Погребальная похоть - Блиденберг Саид. Страница 74
— Ах, козлик, опять ты думаешь, что мне будет по силам жить без тебя? Может и будет, но не думаю, что это станет стоящим времяпровождением. И только не говори, что мне поможет состоявшийся мужчина с большой квартирой и машиной, охуенной работой и планами создавать семью. Я никогда не хотела быть частичкой этого. А целые годы напролёт утопать в разврате с наркоманами тоже не лучше. Весело, наверное, но ведь надоест рано или поздно. И что тогда? Если уже насытишься всем, и стремиться некуда, и ничего не хочется вообще? Ради какого искусства или самовыражения выживать, и стоит ли оно того? Ой, даже думать не хочу. Юзернейм, я люблю тебя, это впервые в моей жизни – и это взаимно, это сильно и чисто, это попало в яблочко. Я чувствую, что это точно так, как должно быть! И такое больше ни с кем не сможет повториться. Может, тебе кто-то и нравился, и было грустно сознавать, что любовь невозможна – но у меня с тобой сейчас всё супер. Даже если ты хочешь перечеркнуть целые годы нашей любви – это не имеет значения теперь. Тебе неловко осознать, что я твоя вещь?

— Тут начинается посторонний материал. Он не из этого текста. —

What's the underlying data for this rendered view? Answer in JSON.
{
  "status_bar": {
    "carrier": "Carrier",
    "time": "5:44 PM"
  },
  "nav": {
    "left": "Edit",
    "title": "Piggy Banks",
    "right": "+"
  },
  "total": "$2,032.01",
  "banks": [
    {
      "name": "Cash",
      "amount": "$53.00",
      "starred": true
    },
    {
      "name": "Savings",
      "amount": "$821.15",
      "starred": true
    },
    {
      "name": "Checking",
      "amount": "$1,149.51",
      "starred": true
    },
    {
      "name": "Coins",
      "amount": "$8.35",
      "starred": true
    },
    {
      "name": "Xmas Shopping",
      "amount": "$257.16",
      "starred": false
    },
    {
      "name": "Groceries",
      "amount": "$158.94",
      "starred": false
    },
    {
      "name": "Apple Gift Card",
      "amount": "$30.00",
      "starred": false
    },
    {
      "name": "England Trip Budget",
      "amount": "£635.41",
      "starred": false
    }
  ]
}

— Да... Наверное, я так и не смогу привыкнуть.
— За это мои чувства расцветают ещё сильнее...
Они затянулись.
— Я не хотел бы перечёркивать нашу любовь. Я вообще не ожидал, что она вдруг случится, и не намеревался ничего такого начинать. Я только лишь не хочу, чтоб мне исполнилось двадцать девять. Не хочу стареть. Не хочу терпеть и превозмогать больное сердце, печень, почки, зубы, интеллектуальный спад, трудности в изъяснении элементарных мыслей. Я не хочу лечиться и работать. Не хочу лгать людям, скрывая свою постыдную биографию. Мне отвратительна эта цивилизация. Мне всё безразлично. С меня довольно.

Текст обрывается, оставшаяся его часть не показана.